Multifest board hopes to repair image
CHARLESTON, W.Va. -- Members of the Multifest board have met with county and local officials to discuss ways for them to restore confidence in their organization in the wake of an embezzlement scandal.
The organization also plans to discuss the issues with members of the public.
The board, which came under fire because of an embezzlement scandal that resulted in the resignation of their founder and former president, will hold a public meeting to discuss the annual event at First Baptist Church in downtown Charleston at 7 p.m. Saturday.
The Rev. Roy Terry, newly appointed Multifest board president, declined to comment on what would be discussed at the meeting when contacted by phone Thursday.
"We want to tell the public our plans for the festival," Terry said. "If anyone wants to know anything about the festival, they need to come to the meeting on Saturday."
Terry also declined to comment on whether board members have been approaching sponsors about funding the event held annually at the Capitol Complex.
Multifest founder and former board president Stephen Starks resigned from his position in January after his wife pleaded guilty to embezzling more than $300,000 from the organization's coffers between 2005 and 2010.
Deborah Starks pleaded guilty in federal court in early January.
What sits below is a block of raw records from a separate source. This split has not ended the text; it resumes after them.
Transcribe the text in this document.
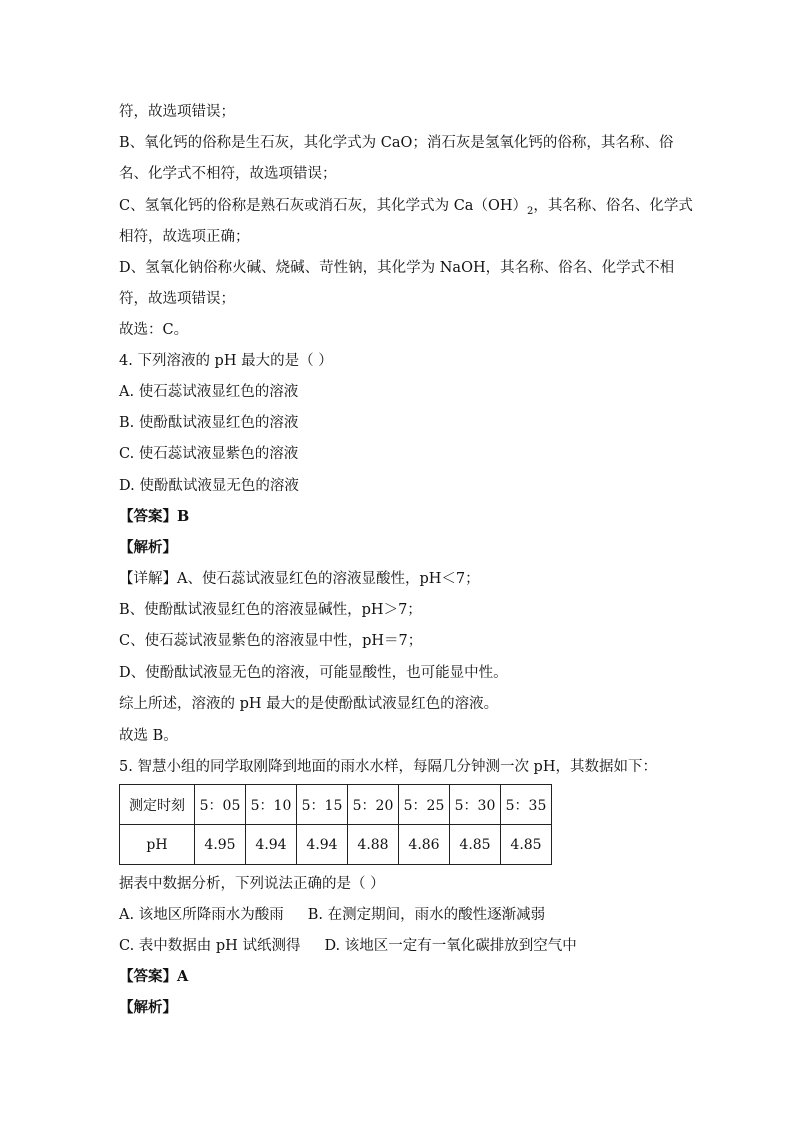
符，故选项错误；
B、氧化钙的俗称是生石灰，其化学式为 CaO；消石灰是氢氧化钙的俗称，其名称、俗
名、化学式不相符，故选项错误；
C、氢氧化钙的俗称是熟石灰或消石灰，其化学式为 $Ca(OH)_2$，其名称、俗名、化学式
相符，故选项正确；
D、氢氧化钠俗称火碱、烧碱、苛性钠，其化学为 NaOH，其名称、俗名、化学式不相
符，故选项错误；
故选：C。
4. 下列溶液的 pH 最大的是（ ）
A. 使石蕊试液显红色的溶液
B. 使酚酞试液显红色的溶液
C. 使石蕊试液显紫色的溶液
D. 使酚酞试液显无色的溶液
【答案】B
【解析】
【详解】A、使石蕊试液显红色的溶液显酸性，pH＜7；
B、使酚酞试液显红色的溶液显碱性，pH＞7；
C、使石蕊试液显紫色的溶液显中性，pH＝7；
D、使酚酞试液显无色的溶液，可能显酸性，也可能显中性。
综上所述，溶液的 pH 最大的是使酚酞试液显红色的溶液。
故选 B。
5. 智慧小组的同学取刚降到地面的雨水水样，每隔几分钟测一次 pH，其数据如下：
测定时刻	5：05	5：10	5：15	5：20	5：25	5：30	5：35
pH	4.95	4.94	4.94	4.88	4.86	4.85	4.85
据表中数据分析，下列说法正确的是（ ）
A. 该地区所降雨水为酸雨 B. 在测定期间，雨水的酸性逐渐减弱
C. 表中数据由 pH 试纸测得 D. 该地区一定有一氧化碳排放到空气中
【答案】A
【解析】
She resigned from her position as treasurer sometime in 2012, Terry said during a previous interview.
Although Terry would not comment on whether board members have been approaching sponsors, some did meet with Kanawha Commission President Kent Carper Thursday afternoon for about an hour.
"I was impressed with how the meeting went," Carper said.
Board members told Carper they have hired the "well-respected" accounting firm of Gray Griffith & Mays to audit the financial records, he said.
"And the board will have very strict financial controls under the advice of that firm," Carper said.
The organization is also working to bring new members onboard, he said.
"They've added to the board the former ABCA (Alcohol Beverage Control Administration) commissioner and Charleston Police Chief Dallas Staples," Carper said. "And that's someone I have a lot of respect for."
However, Carper said he still was not prepared to recommend that the commission again fund the event.
"I still need to look at a few things," he said. "And I want to talk to my counterparts here at the county and with the city."
However, Carper hopes the organization makes the changes needed to secure funding and continue the event.
"I think it's an important event for the community," he said.
Mayor Danny Jones said he is not yet ready to make a recommendation to council concerning funding.
"I've talked to them (board members)," Jones said. "But I'm waiting to see what they announce and what their layout is."
The Rev. Matthew Watts, a community activist, previously called for all of the board members to resign to restore public confidence in the event and organization.
However, on Thursday, Watts said his statements might have been "premature."
"I think they're doing the things they need to do to restore confidence in the board," Watts said. "I think they're taking the steps they need to take."
Watts hopes the board can secure sponsorship and continue the festival, which has been held annually for more than two decades.
The event is important to small nonprofit organizations and churches, Watts said.
"It gives small business, the mom and pops, and churches a chance to do some commerce and make some money. I'm really hopeful for them. I really do wish them the best."
However, Watts said the organization must convince its major sponsors, most importantly Charleston and Kanawha County officials, that they have created financial safeguards sufficient to prevent future shenanigans.
"I think they (board members) recognize the transparency that is required to win the trust of Mayor Danny Jones and Commissioner Kent Carper," Watts said. "These are no-nonsense politicians that take public trust very seriously."
Terry would not comment on any of the financial safeguards being enacted to ensure accountability.